The present invention relates to a coating machine, especially a chocolate-coating machine.
Chocolate-coating machines serve, as is known, to coat articles, such as chocolates, bars, biscuits or cakes, with chocolate either partially or completely. In general, the article runs through a thick curtain of chocolate which covers the surface and the vertical sides. A base wall can also be present to bring the chocolate to the bases of the articles. The articles are thus flooded by the liquid chocolate. A blow-off device and a shaking device provided underneath part of the grating belt ensure removal of excess liquid chocolate from the article, whilst leaving the desired coating of chocolate. As a rule, the blowoff device as well as the shaking device can be regulated in order to adapt them to the performance requirement and the desired wall thickness of the coating, respectively. It depends on the blow-off device on the one hand and the shaking device on the other hand whether all articles, seen over the entire working width of the grating belt of a coating machine and also in running direction, are always coated in the same manner, thus have a chocolate component which is constant in terms of quantity. The maintenance of this condition is extremely important for reasons of quality and costs, because the coating is usually the most expensive part of the end product produced from the article.
In a known chocolate-coating machine of the above-described kind, a shaking device is arranged in a region below the upper run of the grating belt and includes a shaker grating which is mounted in fixedly located side cheeks to be limitedly pivotable about an axle arranged transversely to the running direction of the belt. The grating consists of a plurality of longitudinal rods, thus rods extending in running direction of the belt, which are arranged at spacings and parallel to each other over the working width of the belt. During circulation the belt comes into contact with the surface of these longitudinal rods. The longitudinal rods are mostly mounted on two transverse rods, which serve to keep the longitudinal rods at a spacing and to connect them to the grating. The transverse rods lie underneath the plane formed by the surface of the longitudinal rods, so that the underside of the belt does not come into contact with the transverse rods. When operating with such a grating, an appreciable proportion of the articles, which are coated while lying on the belt in rows one beside the other, will be disposed in the region of the longitudinal rods. Some chocolate in the base region is wiped off any articles moving on the belt above the longitudinal rods. Such articles thereby receive a many cases, unsightly hollow spaces additionally appear at the bases of the articles. A further appreciable disadvantage has resulted in the course of time by the fact that coating machines are increasing in width. Whilst the maximum working widths were once 1000 to 1200 millimetres, the width nowadays is about 2000 millimetres. These large working widths require reinforcement of the grating, which means a disadvantageous increase in weight. Moreover, there may be increased wear of the shaker wheels which set the grating into a vibration with substantial vertical component about the horizontal axle. There can also be resonant oscillation of the grating in the case of large working widths, especially in the middle region with respect to the running direction of the belt, so that the shaken-off quantity of chocolate in the middle region of the belt is different from that in the side regions.
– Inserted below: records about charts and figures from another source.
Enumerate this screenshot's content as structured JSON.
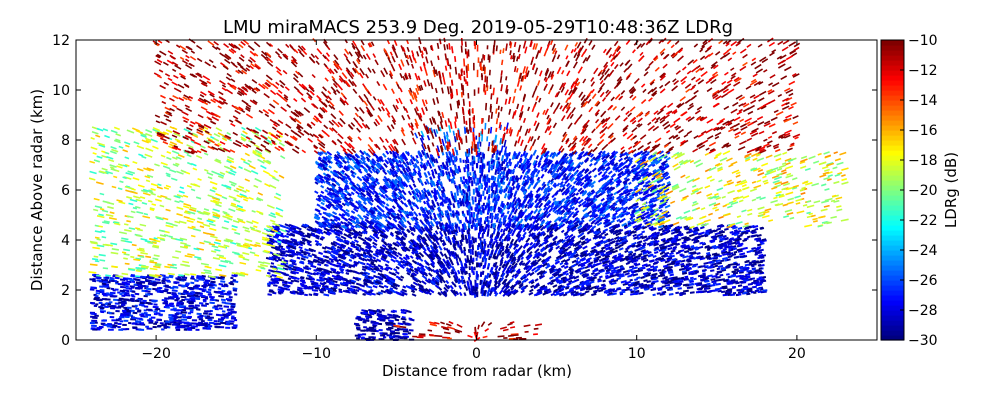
{
  "chart_data": {
    "type": "heatmap",
    "title": "LMU miraMACS 253.9 Deg. 2019-05-29T10:48:36Z  LDRg",
    "xlabel": "Distance from radar (km)",
    "ylabel": "Distance Above radar  (km)",
    "xlim": [
      -25,
      25
    ],
    "ylim": [
      0,
      12
    ],
    "x_ticks": [
      -20,
      -10,
      0,
      10,
      20
    ],
    "x_tick_labels": [
      "−20",
      "−10",
      "0",
      "10",
      "20"
    ],
    "y_ticks": [
      0,
      2,
      4,
      6,
      8,
      10,
      12
    ],
    "y_tick_labels": [
      "0",
      "2",
      "4",
      "6",
      "8",
      "10",
      "12"
    ],
    "colorbar": {
      "label": "LDRg (dB)",
      "range": [
        -30,
        -10
      ],
      "ticks": [
        -30,
        -28,
        -26,
        -24,
        -22,
        -20,
        -18,
        -16,
        -14,
        -12,
        -10
      ],
      "tick_labels": [
        "−30",
        "−28",
        "−26",
        "−24",
        "−22",
        "−20",
        "−18",
        "−16",
        "−14",
        "−12",
        "−10"
      ],
      "colormap": "jet"
    },
    "grid": false,
    "regions": [
      {
        "x": [
          -13,
          18
        ],
        "y": [
          1.8,
          4.6
        ],
        "ldr": -28.5
      },
      {
        "x": [
          -10,
          12
        ],
        "y": [
          4.5,
          7.5
        ],
        "ldr": -27
      },
      {
        "x": [
          -4,
          2
        ],
        "y": [
          7.5,
          8.6
        ],
        "ldr": -26
      },
      {
        "x": [
          -24,
          -15
        ],
        "y": [
          0.4,
          2.6
        ],
        "ldr": -28
      },
      {
        "x": [
          -7.5,
          -4
        ],
        "y": [
          0,
          1.2
        ],
        "ldr": -29
      },
      {
        "x": [
          -5,
          4
        ],
        "y": [
          0,
          0.7
        ],
        "ldr": -11
      },
      {
        "x": [
          -24,
          -12
        ],
        "y": [
          2.5,
          8.5
        ],
        "ldr": -19
      },
      {
        "x": [
          10,
          23
        ],
        "y": [
          4.5,
          7.5
        ],
        "ldr": -18
      },
      {
        "x": [
          -20,
          20
        ],
        "y": [
          7.5,
          12
        ],
        "ldr": -11
      }
    ]
  }
}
In order to counteract these disadvantages, it has been attempted to stiffen the grating by additional transverse rods, which were loaded onto the s aced longitudinal rods and which had the form of round rods of steel. Since these additional transverse rods were arranged on the longitudinal rods to be protruding upwardly, the underside of the belt came into contact only with the additional transverse rods. This resulted in a uniform appearance of the base of the articles. However, the weight of the grating was thereby increased and the problems of wear and resonant oscillations also increased. A high weight or a large mass of the grating also has a disadvantageous effect on the usable shaking frequency. Frequencies in the order of 300 strokes per minute are used. An increase in the rotational speed of the shaker wheels causes them to jump over individual teeth of the shaker pins arranged at the grating.